Tatsächlich dringen immer mehr Einzelheiten über die Kandidatenfindung nach draußen. Bisheriger Höhepunkt: Ein offener Koalitionskrach über den früheren DDR-Bürgerrechtler Joachim Gauck. Nachdem FDP-Fraktionschef Rainer Brüderle Gauck in einem Interview als "respektablen Kandidaten" für das Amt des Bundespräsidenten bezeichnet hatte, sprach sich das gesamte FDP-Präsidium am Nachmittag für Gauck als Konsens-Kandidaten aus.
Das Volk will Gauck
Gauck war bei der Wahl 2010 von SPD und Grünen als Gegenkandidat zu Christian Wulff aufgestellt worden und wird auch von der Opposition nach wie vor favorisiert. Würde Gauck diesmal als überparteilicher Kandidat aufgestellt, dann könnte das für Bundeskanzlerin Merkel wie eine Niederlage aussehen. Kein Wunder also, dass aus der Union schon zu hören ist, Gauck käme nicht in Frage, da er bei CDU und CSU nicht zu vermitteln sei.
Indem die FDP Gauck ins Spiel bringt, setzt sie die Union unter Druck und unterstreicht gleichzeitig ihre Ablehnung gegen Kandidaten, die von CDU und CSU favorisiert werden. Dazu zählen die noch amtierende Oberbürgermeisterin von Frankfurt, Petra Roth, der evangelische Theologe Wolfgang Huber und der ehemalige Chef des UN-Umweltprogramms, Klaus Töpfer.

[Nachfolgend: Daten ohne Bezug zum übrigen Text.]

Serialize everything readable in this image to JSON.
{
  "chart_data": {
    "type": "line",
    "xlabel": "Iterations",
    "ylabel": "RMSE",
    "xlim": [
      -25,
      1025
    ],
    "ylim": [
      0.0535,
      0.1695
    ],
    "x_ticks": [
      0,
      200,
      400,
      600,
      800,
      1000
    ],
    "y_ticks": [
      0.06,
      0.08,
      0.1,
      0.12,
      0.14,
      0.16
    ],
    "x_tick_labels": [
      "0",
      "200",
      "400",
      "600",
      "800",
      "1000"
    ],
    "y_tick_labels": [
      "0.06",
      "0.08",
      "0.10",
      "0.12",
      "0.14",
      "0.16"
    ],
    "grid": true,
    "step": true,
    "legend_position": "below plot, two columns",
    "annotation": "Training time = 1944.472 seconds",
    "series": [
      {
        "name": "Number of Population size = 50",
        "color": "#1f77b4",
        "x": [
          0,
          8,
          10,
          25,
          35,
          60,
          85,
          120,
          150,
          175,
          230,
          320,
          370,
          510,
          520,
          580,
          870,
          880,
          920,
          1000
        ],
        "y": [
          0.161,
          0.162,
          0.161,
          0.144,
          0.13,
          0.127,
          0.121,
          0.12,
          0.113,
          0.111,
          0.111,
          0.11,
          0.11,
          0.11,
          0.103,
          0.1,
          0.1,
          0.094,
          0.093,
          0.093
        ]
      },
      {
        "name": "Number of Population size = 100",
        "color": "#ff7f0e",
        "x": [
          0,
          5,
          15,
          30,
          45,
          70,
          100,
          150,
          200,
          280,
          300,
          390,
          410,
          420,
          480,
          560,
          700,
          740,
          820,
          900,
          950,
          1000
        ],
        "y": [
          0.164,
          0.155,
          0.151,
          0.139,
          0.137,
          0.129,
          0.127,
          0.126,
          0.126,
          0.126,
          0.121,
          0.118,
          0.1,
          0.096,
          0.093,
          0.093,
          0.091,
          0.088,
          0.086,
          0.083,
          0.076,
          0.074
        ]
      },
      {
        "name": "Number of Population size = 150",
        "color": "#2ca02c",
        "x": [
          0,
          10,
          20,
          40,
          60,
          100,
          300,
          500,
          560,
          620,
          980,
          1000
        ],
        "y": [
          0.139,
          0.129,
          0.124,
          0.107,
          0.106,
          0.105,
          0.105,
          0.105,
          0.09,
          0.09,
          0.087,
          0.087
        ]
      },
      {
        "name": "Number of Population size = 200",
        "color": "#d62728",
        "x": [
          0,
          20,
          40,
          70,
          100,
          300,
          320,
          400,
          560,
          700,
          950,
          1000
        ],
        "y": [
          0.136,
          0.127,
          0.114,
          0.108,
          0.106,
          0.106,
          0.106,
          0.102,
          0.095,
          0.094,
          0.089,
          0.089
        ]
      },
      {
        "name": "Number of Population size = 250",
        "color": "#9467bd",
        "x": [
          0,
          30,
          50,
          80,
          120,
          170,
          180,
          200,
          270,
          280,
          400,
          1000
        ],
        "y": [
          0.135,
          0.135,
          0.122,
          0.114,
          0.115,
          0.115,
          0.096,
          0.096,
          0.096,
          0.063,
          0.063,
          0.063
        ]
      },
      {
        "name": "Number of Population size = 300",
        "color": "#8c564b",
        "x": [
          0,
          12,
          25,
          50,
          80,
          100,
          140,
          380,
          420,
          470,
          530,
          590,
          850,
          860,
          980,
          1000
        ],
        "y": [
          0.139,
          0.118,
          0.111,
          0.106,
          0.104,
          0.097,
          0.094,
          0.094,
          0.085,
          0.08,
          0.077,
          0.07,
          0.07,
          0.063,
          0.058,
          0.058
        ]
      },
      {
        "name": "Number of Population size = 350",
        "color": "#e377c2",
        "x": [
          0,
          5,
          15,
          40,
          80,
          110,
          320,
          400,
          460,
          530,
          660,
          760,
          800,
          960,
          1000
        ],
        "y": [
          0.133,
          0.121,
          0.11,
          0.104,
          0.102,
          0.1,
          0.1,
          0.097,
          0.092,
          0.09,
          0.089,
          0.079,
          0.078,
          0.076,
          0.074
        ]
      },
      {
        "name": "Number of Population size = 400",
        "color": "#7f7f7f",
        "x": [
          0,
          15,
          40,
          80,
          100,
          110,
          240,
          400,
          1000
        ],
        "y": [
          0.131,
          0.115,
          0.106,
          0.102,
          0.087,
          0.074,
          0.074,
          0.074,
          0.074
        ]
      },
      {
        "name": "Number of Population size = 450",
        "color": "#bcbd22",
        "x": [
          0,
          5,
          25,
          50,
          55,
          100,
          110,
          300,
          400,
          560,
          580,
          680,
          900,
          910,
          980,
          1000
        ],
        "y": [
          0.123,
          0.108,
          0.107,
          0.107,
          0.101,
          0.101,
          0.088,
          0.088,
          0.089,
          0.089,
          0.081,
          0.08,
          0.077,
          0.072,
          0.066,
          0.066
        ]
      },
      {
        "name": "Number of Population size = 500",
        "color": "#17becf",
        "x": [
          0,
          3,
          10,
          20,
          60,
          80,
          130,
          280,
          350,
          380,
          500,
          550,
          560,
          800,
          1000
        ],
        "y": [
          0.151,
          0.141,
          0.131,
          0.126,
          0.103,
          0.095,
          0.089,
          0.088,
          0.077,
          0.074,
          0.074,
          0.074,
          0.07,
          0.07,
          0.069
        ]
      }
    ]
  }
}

Obwohl sich die Koalition nach außen hin uneins ist, will sie am Abend ein erstes Gespräch mit der Opposition führen. Für 20.30 Uhr sind SPD und Grüne ins Kanzleramt eingeladen. Vielleicht bringen sie noch ein paar Vorschläge mit, die die Kandidatenfindung aus der Sackgasse holen könnten. Wie sagte die Fraktionsvorsitzende der Grünen, Renate Künast, am Samstag so schön: "Man ist immer gut beraten, zwei, drei, vier Namen im Kopf zuhaben und tief in seinem Herzen zu wiegen, darüber aber kein lautes Selbstgespräch zu führen, aus Sorge abgehört zu werden, und damit in die Gespräche zu gehen."